The 80s and 90s feel like a long time ago – because they were a long time ago. A lot changes in 30 years.
On Saturday about 5,000 U’s fans will travel to a sold-out St James’ Park. We have a brilliant young manager in Mark Bonner – a Cambridge fan who has worked his way up from coaching the under-eights to getting promotion from League Two last season. Wes Hoolahan is almost 40 and only plays Saturdays. Yet he is the first midfielder I can remember who actually wants the ball from our central defenders – taking it in tight spaces, wriggling out of them and dictating play. It’s not overstating things to suggest he’ll be the most naturally gifted player on the pitch. Joe Ironside has stepped up to lead the line on his own after our record-breaking goalscorer Paul Mullin was wooed by Ryan Reynolds and went down two divisions to play for Wrexham.
And this weekend we represent good against evil. OK perhaps not that simple – but the Newcastle takeover is another depressing chapter in the bleak world that elite football has become, and one, as we suspected, that has largely been forgotten as the talk turns to Trippier, Ramsey, Aubameyang and the rest.

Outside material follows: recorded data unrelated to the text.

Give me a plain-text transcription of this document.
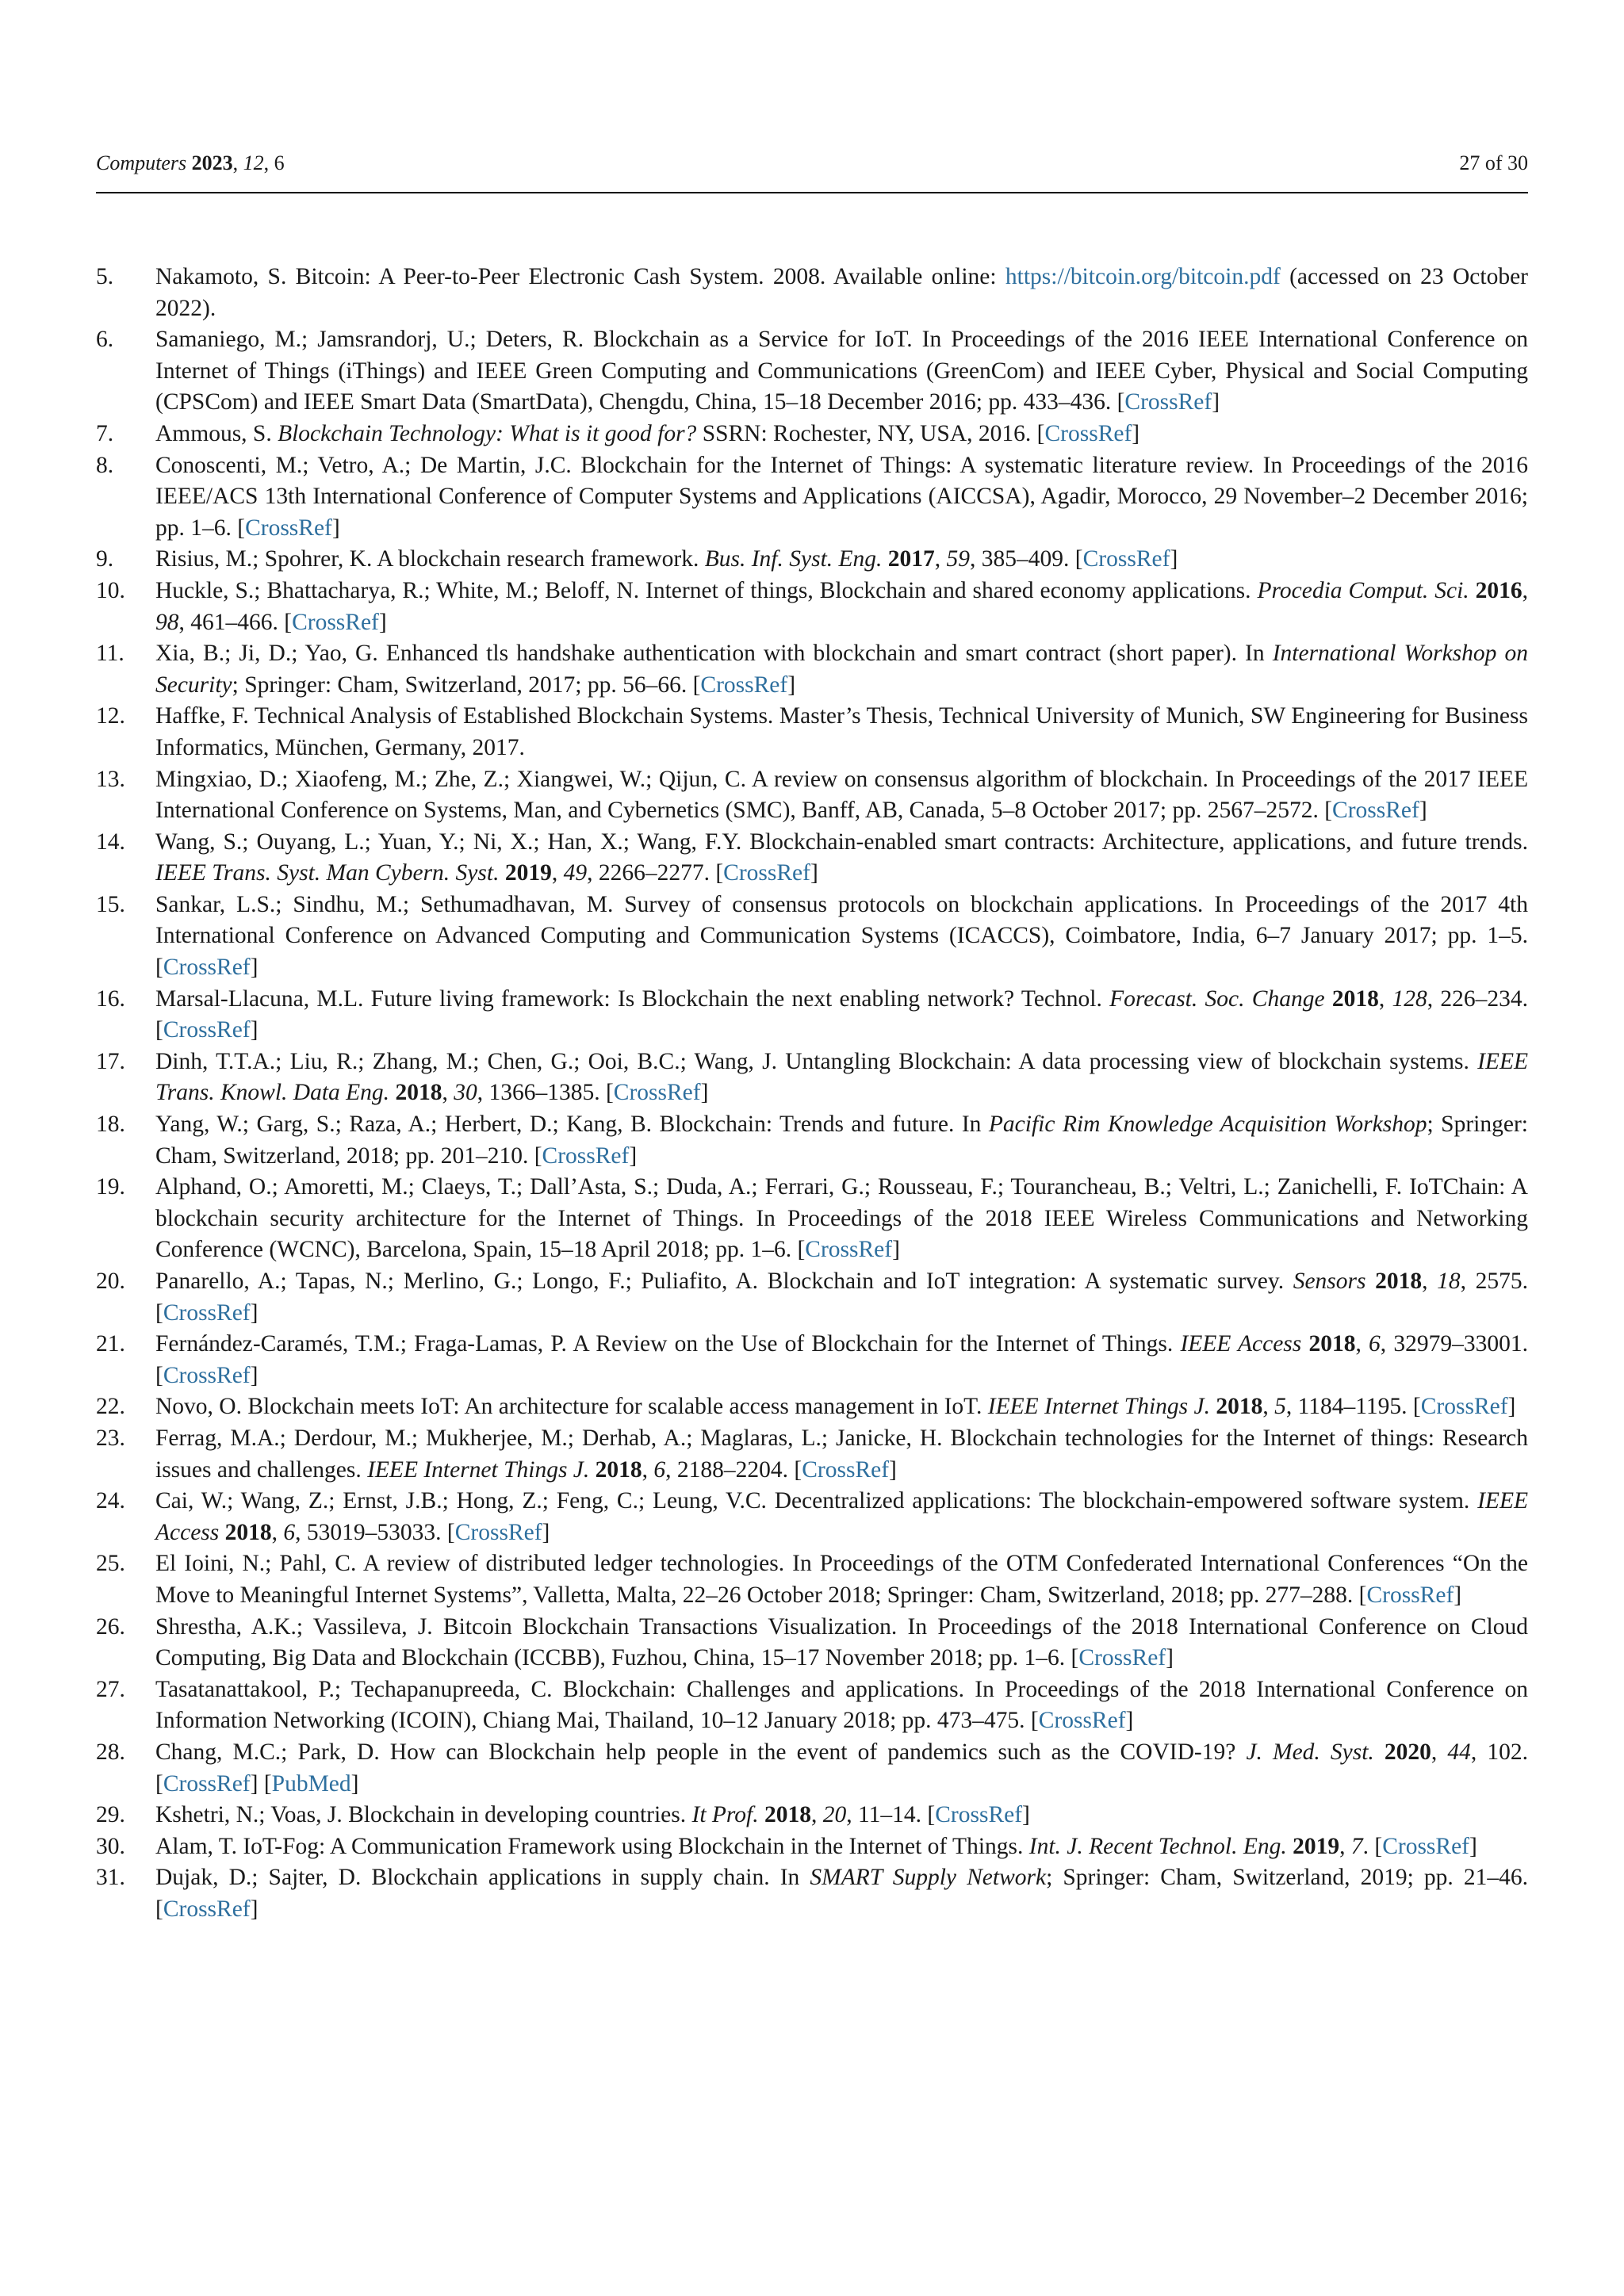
Computers 2023, 12, 6	27 of 30
5. Nakamoto, S. Bitcoin: A Peer-to-Peer Electronic Cash System. 2008. Available online: https://bitcoin.org/bitcoin.pdf (accessed on 23 October 2022).
6. Samaniego, M.; Jamsrandorj, U.; Deters, R. Blockchain as a Service for IoT. In Proceedings of the 2016 IEEE International Conference on Internet of Things (iThings) and IEEE Green Computing and Communications (GreenCom) and IEEE Cyber, Physical and Social Computing (CPSCom) and IEEE Smart Data (SmartData), Chengdu, China, 15–18 December 2016; pp. 433–436. [CrossRef]
7. Ammous, S. Blockchain Technology: What is it good for? SSRN: Rochester, NY, USA, 2016. [CrossRef]
8. Conoscenti, M.; Vetro, A.; De Martin, J.C. Blockchain for the Internet of Things: A systematic literature review. In Proceedings of the 2016 IEEE/ACS 13th International Conference of Computer Systems and Applications (AICCSA), Agadir, Morocco, 29 November–2 December 2016; pp. 1–6. [CrossRef]
9. Risius, M.; Spohrer, K. A blockchain research framework. Bus. Inf. Syst. Eng. 2017, 59, 385–409. [CrossRef]
10. Huckle, S.; Bhattacharya, R.; White, M.; Beloff, N. Internet of things, Blockchain and shared economy applications. Procedia Comput. Sci. 2016, 98, 461–466. [CrossRef]
11. Xia, B.; Ji, D.; Yao, G. Enhanced tls handshake authentication with blockchain and smart contract (short paper). In International Workshop on Security; Springer: Cham, Switzerland, 2017; pp. 56–66. [CrossRef]
12. Haffke, F. Technical Analysis of Established Blockchain Systems. Master’s Thesis, Technical University of Munich, SW Engineering for Business Informatics, München, Germany, 2017.
13. Mingxiao, D.; Xiaofeng, M.; Zhe, Z.; Xiangwei, W.; Qijun, C. A review on consensus algorithm of blockchain. In Proceedings of the 2017 IEEE International Conference on Systems, Man, and Cybernetics (SMC), Banff, AB, Canada, 5–8 October 2017; pp. 2567–2572. [CrossRef]
14. Wang, S.; Ouyang, L.; Yuan, Y.; Ni, X.; Han, X.; Wang, F.Y. Blockchain-enabled smart contracts: Architecture, applications, and future trends. IEEE Trans. Syst. Man Cybern. Syst. 2019, 49, 2266–2277. [CrossRef]
15. Sankar, L.S.; Sindhu, M.; Sethumadhavan, M. Survey of consensus protocols on blockchain applications. In Proceedings of the 2017 4th International Conference on Advanced Computing and Communication Systems (ICACCS), Coimbatore, India, 6–7 January 2017; pp. 1–5. [CrossRef]
16. Marsal-Llacuna, M.L. Future living framework: Is Blockchain the next enabling network? Technol. Forecast. Soc. Change 2018, 128, 226–234. [CrossRef]
17. Dinh, T.T.A.; Liu, R.; Zhang, M.; Chen, G.; Ooi, B.C.; Wang, J. Untangling Blockchain: A data processing view of blockchain systems. IEEE Trans. Knowl. Data Eng. 2018, 30, 1366–1385. [CrossRef]
18. Yang, W.; Garg, S.; Raza, A.; Herbert, D.; Kang, B. Blockchain: Trends and future. In Pacific Rim Knowledge Acquisition Workshop; Springer: Cham, Switzerland, 2018; pp. 201–210. [CrossRef]
19. Alphand, O.; Amoretti, M.; Claeys, T.; Dall’Asta, S.; Duda, A.; Ferrari, G.; Rousseau, F.; Tourancheau, B.; Veltri, L.; Zanichelli, F. IoTChain: A blockchain security architecture for the Internet of Things. In Proceedings of the 2018 IEEE Wireless Communications and Networking Conference (WCNC), Barcelona, Spain, 15–18 April 2018; pp. 1–6. [CrossRef]
20. Panarello, A.; Tapas, N.; Merlino, G.; Longo, F.; Puliafito, A. Blockchain and IoT integration: A systematic survey. Sensors 2018, 18, 2575. [CrossRef]
21. Fernández-Caramés, T.M.; Fraga-Lamas, P. A Review on the Use of Blockchain for the Internet of Things. IEEE Access 2018, 6, 32979–33001. [CrossRef]
22. Novo, O. Blockchain meets IoT: An architecture for scalable access management in IoT. IEEE Internet Things J. 2018, 5, 1184–1195. [CrossRef]
23. Ferrag, M.A.; Derdour, M.; Mukherjee, M.; Derhab, A.; Maglaras, L.; Janicke, H. Blockchain technologies for the Internet of things: Research issues and challenges. IEEE Internet Things J. 2018, 6, 2188–2204. [CrossRef]
24. Cai, W.; Wang, Z.; Ernst, J.B.; Hong, Z.; Feng, C.; Leung, V.C. Decentralized applications: The blockchain-empowered software system. IEEE Access 2018, 6, 53019–53033. [CrossRef]
25. El Ioini, N.; Pahl, C. A review of distributed ledger technologies. In Proceedings of the OTM Confederated International Conferences “On the Move to Meaningful Internet Systems”, Valletta, Malta, 22–26 October 2018; Springer: Cham, Switzerland, 2018; pp. 277–288. [CrossRef]
26. Shrestha, A.K.; Vassileva, J. Bitcoin Blockchain Transactions Visualization. In Proceedings of the 2018 International Conference on Cloud Computing, Big Data and Blockchain (ICCBB), Fuzhou, China, 15–17 November 2018; pp. 1–6. [CrossRef]
27. Tasatanattakool, P.; Techapanupreeda, C. Blockchain: Challenges and applications. In Proceedings of the 2018 International Conference on Information Networking (ICOIN), Chiang Mai, Thailand, 10–12 January 2018; pp. 473–475. [CrossRef]
28. Chang, M.C.; Park, D. How can Blockchain help people in the event of pandemics such as the COVID-19? J. Med. Syst. 2020, 44, 102. [CrossRef] [PubMed]
29. Kshetri, N.; Voas, J. Blockchain in developing countries. It Prof. 2018, 20, 11–14. [CrossRef]
30. Alam, T. IoT-Fog: A Communication Framework using Blockchain in the Internet of Things. Int. J. Recent Technol. Eng. 2019, 7. [CrossRef]
31. Dujak, D.; Sajter, D. Blockchain applications in supply chain. In SMART Supply Network; Springer: Cham, Switzerland, 2019; pp. 21–46. [CrossRef]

We’re small. We’re not a vital part of the city in the way Newcastle United are. So perhaps it’s fatuous to compare the two current structures. All the money in the world versus picking up bargains and relying on our academy. Dreaming of titles or aiming for mid-table in League One. Fan representation on the board or the Saudi Public Investment Fund. I know which I’d prefer.